Melhor Filme pelo Júri Popular no Festival do Rio 2009 e na 32a Mostra de Cinema de São Paulo.

 

Eu diria que Apenas o Fim é inteligentemente simples. Veja só: Matheus Souza, o diretor e roteirista, é novato, universitário, estudante de cinema. Com orçamento restrito, fez o filme com ajuda de amigos e escolheu uma só locação para baratear. Simples assim. Mas com inteligência e humor, porque os diálogos entre os protagonistas Antônio (Gregório Duviver, também em À Deriva) e sua namorada (Érilka Mader) são tudo no filme. Convenhamos: o texto tem que ser muito bom para sustentar o enredo em um só local (a PUC do Rio), entre basicamente dois personagens, sobre basicamente um tema. E é bom mesmo (confira o trailer abaixo, vale a pena).

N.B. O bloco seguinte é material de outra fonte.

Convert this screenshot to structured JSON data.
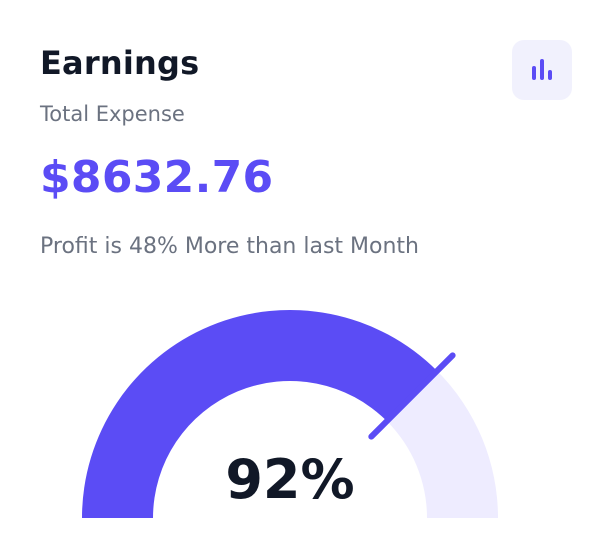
{
  "card": {
    "title": "Earnings",
    "subtitle": "Total Expense",
    "amount": "$8632.76",
    "note": "Profit is 48% More than last Month"
  },
  "icon_button": {
    "icon": "bar-chart-icon"
  },
  "gauge": {
    "percent_label": "92%",
    "value_fraction": 0.75,
    "fill_color": "#5b4cf5",
    "track_color": "#eeecff",
    "indicator_color": "#5b4cf5"
  }
}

O tema é o seguinte: Érika Mader quer terminar o namoro com Antônio. Ambos são estudantes de cinema, assim como o diretor (seria autobiográfico?). Ela diz que vai embora, não sabe para onde, nem por que razão, nem quando volta, nem se volta. Sabe só que vai embora em uma hora – e é esse o tempo que terão juntos para conversar, lembrar o tempo que passaram juntos (em preto e branco) e imaginar o futuro.

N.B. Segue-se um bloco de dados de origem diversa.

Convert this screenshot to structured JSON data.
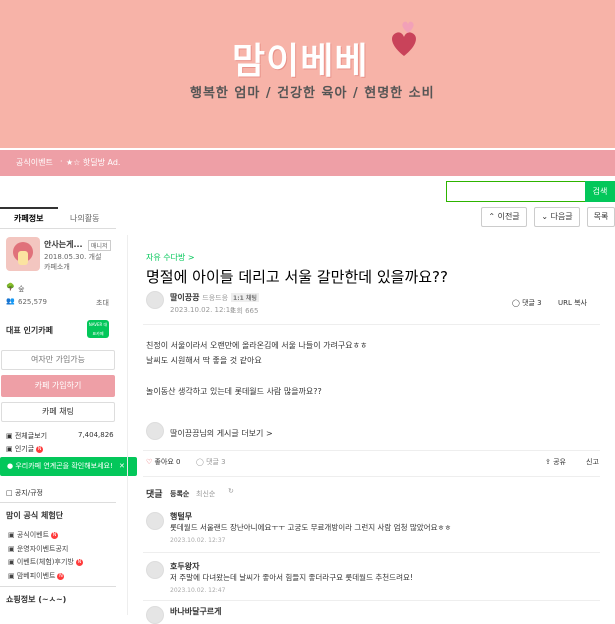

Trivial, mas as conversas são “tipo” muito boas – o “tipo” está por conta do linguajar deles, do retrato de uma geração que ama e se entrega intensamente, que sofre, que busca se encontrar mas se sente perdida e não sabe para onde correr. Como a personagem de Érika Mader diz, “nós nos perdemos no dia em que nos encontramos”. E é nessa procura deles mesmos que os diálogos transcorrem, que o humor aparece, que o cinema mostra a sua própria produção e seus protagonistas da vida real. Coisa de gente que tem um olhar diferente, para contar de outra maneira aquilo que provavelmente cada um de nós já viveu.